A new report by Coinbase, the largest cryptocurrency exchange in the United States, has highlighted the uncertainty surrounding the impact of Bitcoin halving events on the asset’s performance. While the halving is seen as a positive development as it is believed to enhance Bitcoin’s prospective scarcity and support its supply-demand dynamics, it is difficult to disentangle the effects of exogenous factors such as U.S. dollar movements, interest rates, and global liquidity on the market’s behavior.

Bitcoin Halving Events and Market Behavior

Bitcoin’s halving events occur every four years or every 210,000 blocks. During the event, the rewards for BTC mining are reduced by 50%. The first halving occurred in 2012, and the fourth is expected to happen between April and May 2024. The upcoming halving will reduce BTC’s block rewards from 6.25 BTC to 3.125 BTC per block.

According to David Duong, Head of Institutional Research at Coinbase, evidence of the market’s reaction to the halving events is limited as there have only been three of them, and they all coincided with significant monetary and fiscal developments. For instance, during the second halving in 2016, Brexit stirred fiscal concerns in the EU and UK, leading to increased BTC purchases. In 2020, the third halving coincided with the COVID-19 pandemic, prompting central banks and governments to respond with unprecedented levels of stimulus, which drove global liquidity higher.

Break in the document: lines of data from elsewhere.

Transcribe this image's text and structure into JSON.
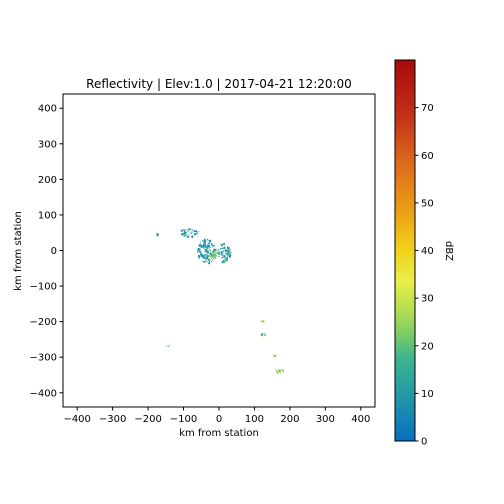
{
  "chart_data": {
    "type": "heatmap",
    "title": "Reflectivity | Elev:1.0 | 2017-04-21 12:20:00",
    "xlabel": "km from station",
    "ylabel": "km from station",
    "xlim": [
      -440,
      440
    ],
    "ylim": [
      -440,
      440
    ],
    "xticks": [
      -400,
      -300,
      -200,
      -100,
      0,
      100,
      200,
      300,
      400
    ],
    "yticks": [
      -400,
      -300,
      -200,
      -100,
      0,
      100,
      200,
      300,
      400
    ],
    "colorbar": {
      "label": "dBZ",
      "range": [
        0,
        80
      ],
      "ticks": [
        0,
        10,
        20,
        30,
        40,
        50,
        60,
        70
      ],
      "colormap": "pyart_HomeyerRainbow"
    },
    "grid": false,
    "echo_regions": [
      {
        "name": "central-cluster-main",
        "x": -35,
        "y": 0,
        "rx": 28,
        "ry": 35,
        "dbz": 10
      },
      {
        "name": "central-cluster-east",
        "x": 12,
        "y": -5,
        "rx": 18,
        "ry": 28,
        "dbz": 12
      },
      {
        "name": "central-cluster-core",
        "x": -20,
        "y": -10,
        "rx": 12,
        "ry": 12,
        "dbz": 20
      },
      {
        "name": "northwest-band",
        "x": -85,
        "y": 52,
        "rx": 28,
        "ry": 12,
        "dbz": 10
      },
      {
        "name": "west-speck",
        "x": -175,
        "y": 48,
        "rx": 4,
        "ry": 3,
        "dbz": 10
      },
      {
        "name": "southwest-cell",
        "x": -145,
        "y": -265,
        "rx": 5,
        "ry": 5,
        "dbz": 20
      },
      {
        "name": "south-cell-a",
        "x": 122,
        "y": -235,
        "rx": 14,
        "ry": 5,
        "dbz": 20
      },
      {
        "name": "south-cell-b",
        "x": 120,
        "y": -198,
        "rx": 3,
        "ry": 3,
        "dbz": 20
      },
      {
        "name": "south-cell-c",
        "x": 155,
        "y": -295,
        "rx": 4,
        "ry": 3,
        "dbz": 20
      },
      {
        "name": "south-cell-d",
        "x": 168,
        "y": -338,
        "rx": 14,
        "ry": 7,
        "dbz": 20
      }
    ]
  }
}
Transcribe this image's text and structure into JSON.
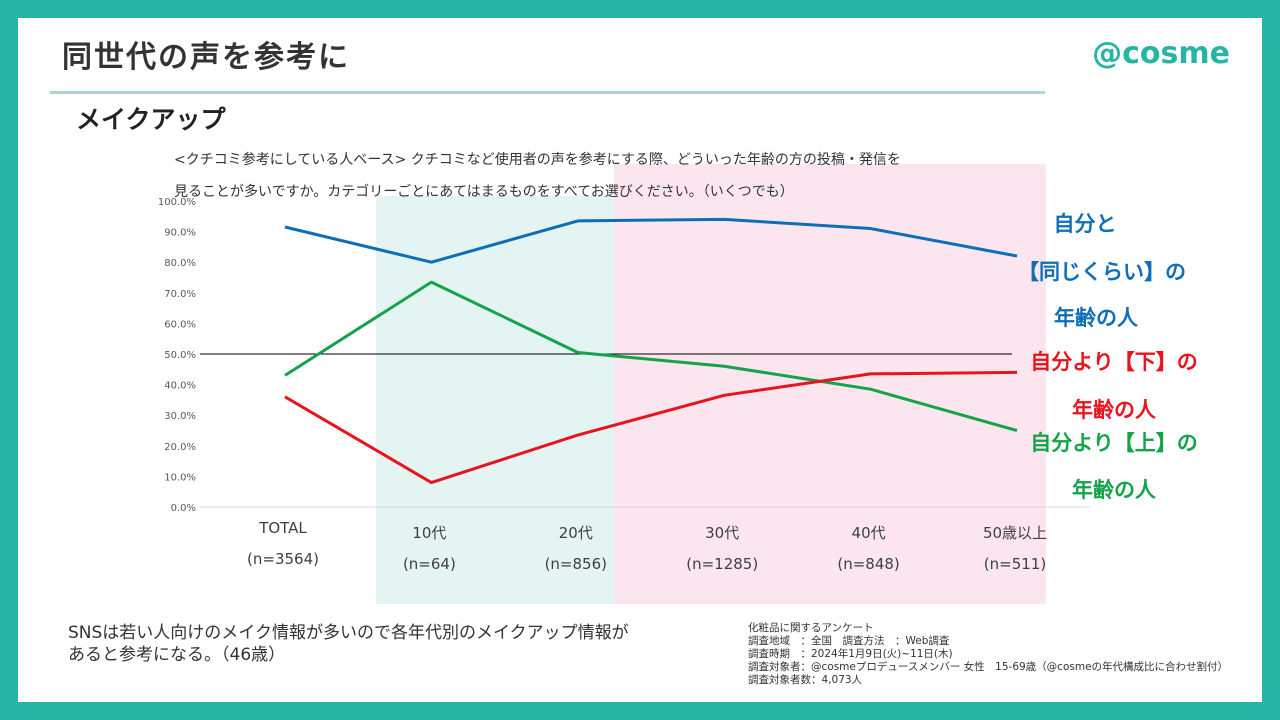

Duong suggests that removing the influence of global liquidity on BTC’s price behavior would reveal a clearer picture of the asset’s performance within different economic regimes. As the next halving approaches, it is important to note that the current surge in global liquidity will obscure the net effect on Bitcoin’s price behavior. The limited supporting evidence makes the relationship between halving events and Bitcoin’s performance somewhat speculative.

The report indicates that while halving events are viewed positively, it is difficult to disentangle the effects of exogenous factors on the market’s behavior. Evidence of the market’s reaction to halving events is limited, and it is essential to remove the influence of global liquidity to reveal a clearer picture of Bitcoin’s performance. Despite the uncertainty, the report suggests that the next halving in 2024 could have a positive impact on Bitcoin’s performance, but this relationship remains speculative.